= Devil Mountain Run, 5K, 10K =

Running event in Danville, California

The Devil Mountain Run is a 5000 metre and 10,000 metre (5K and 10K) foot-race held annually in Danville, California since 1978.

==History==
The Devil Mountain Run was begun as a fundraiser for the Rowan Branch of Children's Hospital Oakland by local volunteers Nancy Lewis and Jacquie Graham, with the first race held as a 10K on Sunday May 21, 1978. All of the following races were held on the first Sunday in May. The initial race drew 2,000 participants and, at its peak, the Devil Mountain Run had over 10,000 runners.

The original course (1978 to 1999) began and ended at the Town and Country Shopping Center after the competitors had run through Danville neighbourhoods. Beginning in 2000, the start of the race was moved to what was then the Andronico's grocery store on Railroad Avenue, with the 10K course modified so that it no longer spent as much time in the neighbourhoods. The first half of the 10K was mostly on San Ramon Valley Boulevard and the last half was on the Iron Horse Trail, a popular biking and jogging trail. Over the 30-plus years of the race, over $2 million was raised for Children's Hospital Oakland.

The race survived near-cancellation at least three times - twice in the 1990s and then also in 2006. The final Children's Hospital Oakland sponsored race was held on May 1, 2011, as the hospital elected to focus their fundraising efforts elsewhere in future. Forward Motion Sports sponsored a free 5K/10K for 2012 and was one of the sponsors for the relaunched 2013 Devil Mountain Run 5K/10K race held on May 5, 2013.

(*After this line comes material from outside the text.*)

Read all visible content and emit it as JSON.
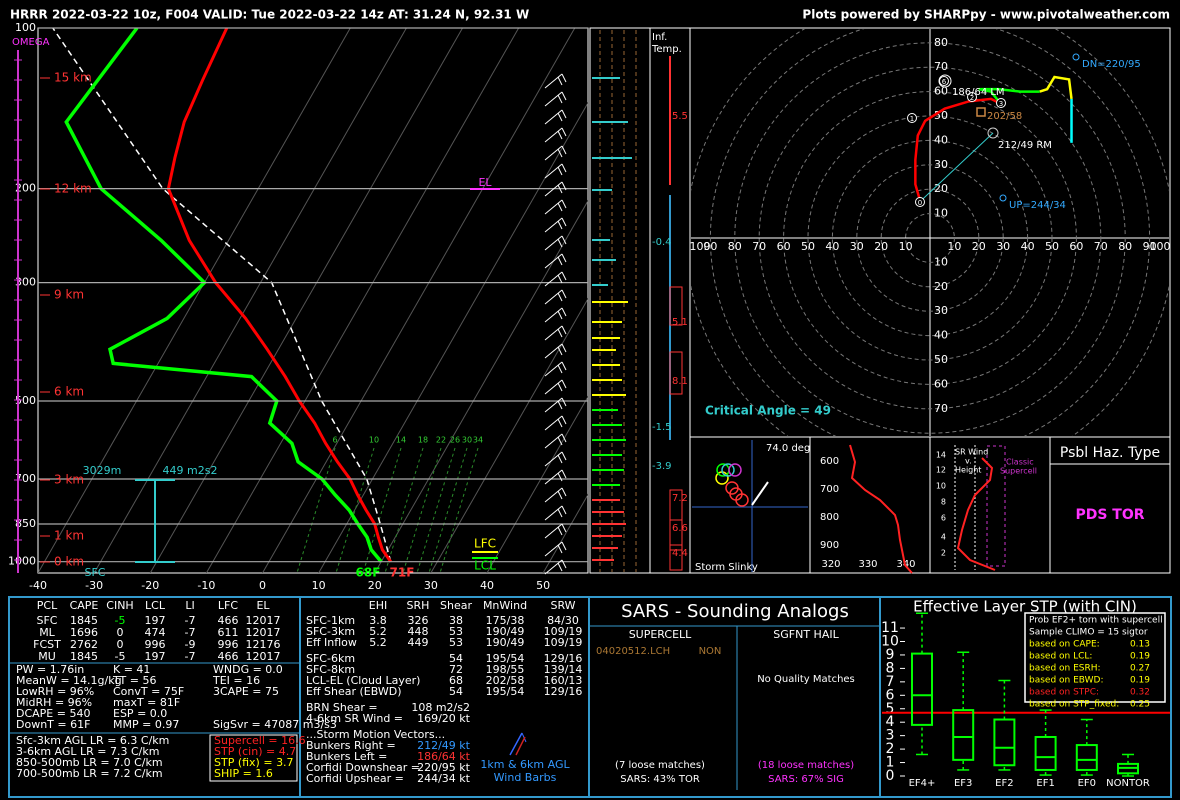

Between 2013 and 2021 Chris McCrary, a resident of Danville and a multi-sport athlete, took the reins of the event, raising funds towards Discovery Counselling Center in San Ramon. New races were created, such as the Buddi Love Mile ( for runners with furry friends) and the Mile Of Truth (to see who could run the fastest mile). Between 2022 and 2023, Darryll Whaley, a resident of Walnut Creek and owner of Team Blue Sky Events, partnered with Chris to enlarge the event in the post-pandemic era. In 2023 the Mile Of Truth became a Grand Prix Championship event, hosting runners from around the state. In 2024, the event was taken over by TBSE Inc., and on May 19, 2024, the Mile Of Truth became a US Masters 1 Mile Championship for Masters runners from all over the United States.

The event continues to raise money for Discovery Counselling Center located in San Ramon, and races now include a 5K/10K, Mile Of Truth, Kids Fun Run, and Buddi Love Mile.